La carrière du Sevastopol fut peu mouvementée. Ayant toujours fait partie de la flotte de la Baltique (et pour cause il était alors interdit à la Russie d’entretenir une flotte de guerre dans la mer Noire depuis le traité de Paris de 1856), il servit de navire-école à partir de 1880. Il fut finalement désarmé le 15 juin 1885 et vendu pour démolition en mai 1897.

La marine russe compta deux autres Sevastopol durant son histoire, deux cuirassés lancés en 1895, qui fut détruit à l’entrée de Port-Arthur en 1905 durant la guerre russo-japonaise, et en 1911, qui connut les deux grands conflits mondiaux du XXe siècle. Le BPC sera donc le quatrième Sevastopol de la marine russe, ou ne sera pas…

Belle photographie, non datée, du frère (non jumeau) du Sevastopol : le Petropavlovsk, qui fut armé peu après, en 1865. Le Petropavlovsk présentait de nombreuses différences avec le Sevastopol, comme on peut le constater en comparant cette photographie avec les croquis plus haut.

Sources :
Les navires blindés de la Russie. Revue maritime et coloniale, tome 13, 1865, p. 493.
– Drygalski. Développement de la flotte russe depuis la guerre de Crimée.

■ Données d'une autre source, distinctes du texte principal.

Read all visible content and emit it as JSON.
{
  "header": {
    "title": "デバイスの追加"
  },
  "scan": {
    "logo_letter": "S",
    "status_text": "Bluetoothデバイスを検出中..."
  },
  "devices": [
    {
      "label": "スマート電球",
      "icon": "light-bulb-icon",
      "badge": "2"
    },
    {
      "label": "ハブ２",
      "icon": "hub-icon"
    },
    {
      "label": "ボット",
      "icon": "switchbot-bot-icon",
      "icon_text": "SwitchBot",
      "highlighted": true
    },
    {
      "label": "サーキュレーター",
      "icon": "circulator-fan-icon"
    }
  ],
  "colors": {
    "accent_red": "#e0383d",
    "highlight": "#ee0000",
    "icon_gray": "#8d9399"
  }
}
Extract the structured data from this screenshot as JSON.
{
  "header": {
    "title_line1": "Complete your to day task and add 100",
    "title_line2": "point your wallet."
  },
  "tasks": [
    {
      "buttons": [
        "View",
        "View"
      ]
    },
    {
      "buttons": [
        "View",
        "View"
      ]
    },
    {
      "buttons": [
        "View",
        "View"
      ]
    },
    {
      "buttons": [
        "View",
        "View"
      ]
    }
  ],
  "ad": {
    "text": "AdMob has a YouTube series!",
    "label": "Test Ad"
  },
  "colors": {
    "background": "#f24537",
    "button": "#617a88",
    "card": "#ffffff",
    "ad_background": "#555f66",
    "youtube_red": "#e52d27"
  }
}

Revue maritime et coloniale tome 81, 1884, p. 148.

2 réflexions sur “Le Sevastopol, 150 années plus tard…

  1. Sur le Sébastopol dans la guerre russo-japonaise, il a été commandé par von Essen qui sera plus tard Chef de la flotte de la Baltique durant la Première Guerre mondiale. Ce vaisseau a été sabordé le dernier jour du siège de Port Arthur.